A DSP working with Kate and Derrick for, say, 10 hours a day five days a week, would be the ultimate game-changer for them and their mothers. We believe that a dedicated — and fairly compensated — DSP could give Kate and Derrick the socialization they need, get them out of their homes and halt the regression they’ve experienced in the last 18 months.

As for their mothers, Sandi says having a DSP would give her a chance to get back to full-time work in a field that helps others in need — she formerly held a crisis intervention psychology position — while beginning the work of rebuilding her savings.

Linda admitted, almost reluctantly, that, while she loves Derrick and is committed to taking care of him, she does miss certain activities and ways to engage in various forms of self-care.
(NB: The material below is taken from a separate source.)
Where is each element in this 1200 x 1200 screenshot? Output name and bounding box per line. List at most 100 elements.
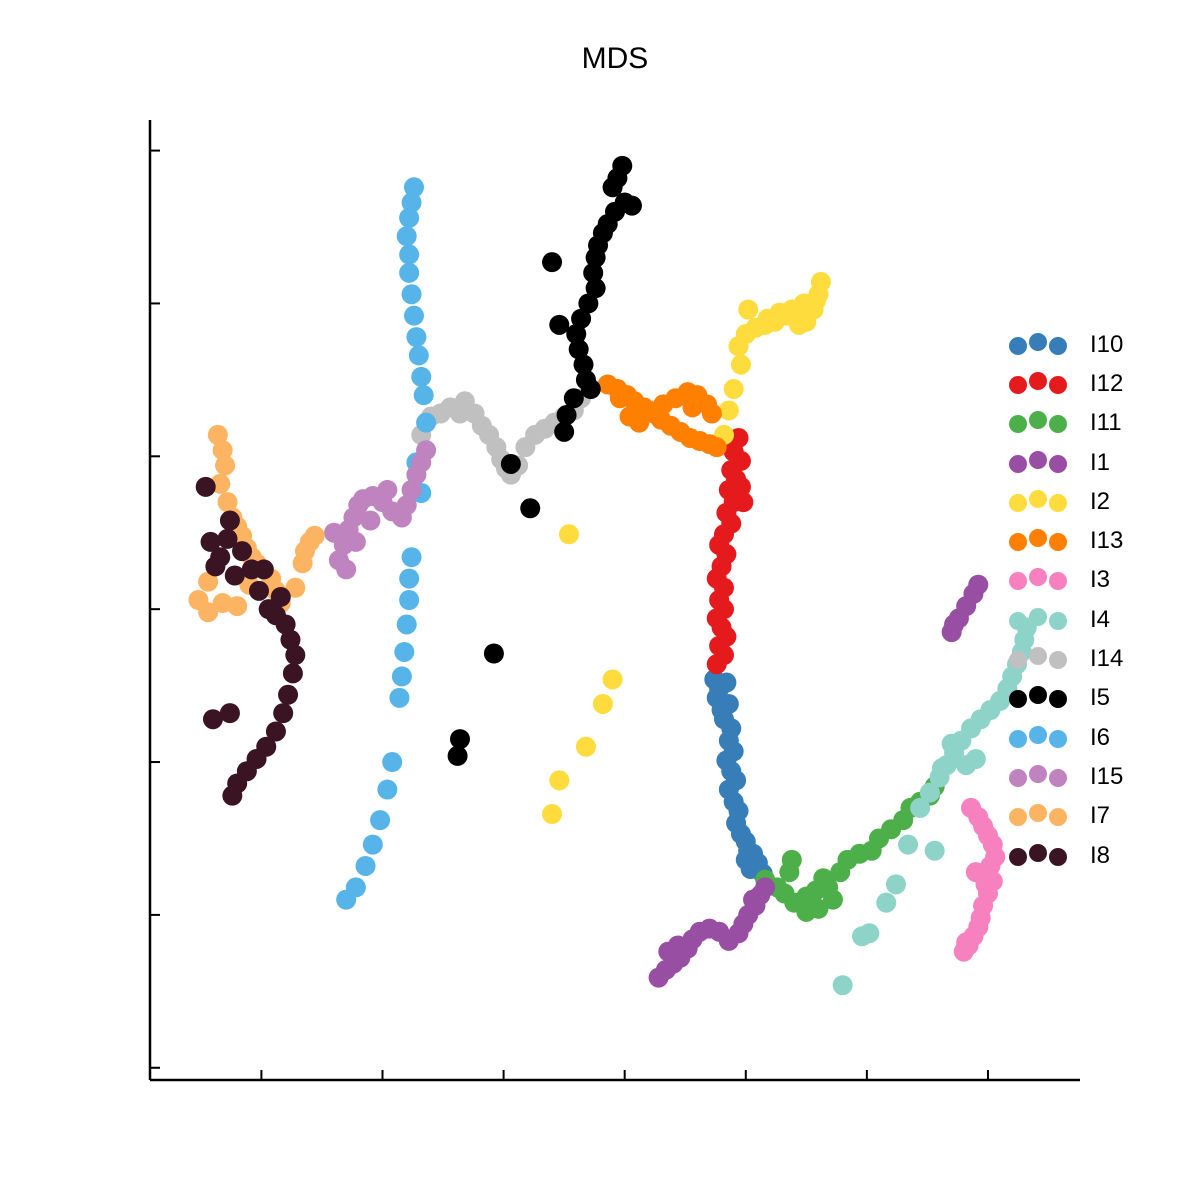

Linda says she’d like to go to Bingo or have lunch with a friend now and then rather than eating it in her car — “I have the same isolation as him”, she says.

While we can’t send Sandi’s daughter Kate home with our legislators for the day, we’re confident that we don’t have to for them to see that parents like Linda and Sandi aren’t asking for the moon and the stars here.

They’re asking for something that will give them the opportunity to work, to earn a living, to provide for their families and to vastly improve their children’s quality of life. And that the dedicated DSPs that give them the chance to do those things get a living wage in return. 

The state can make this happen. It needs to make this happen.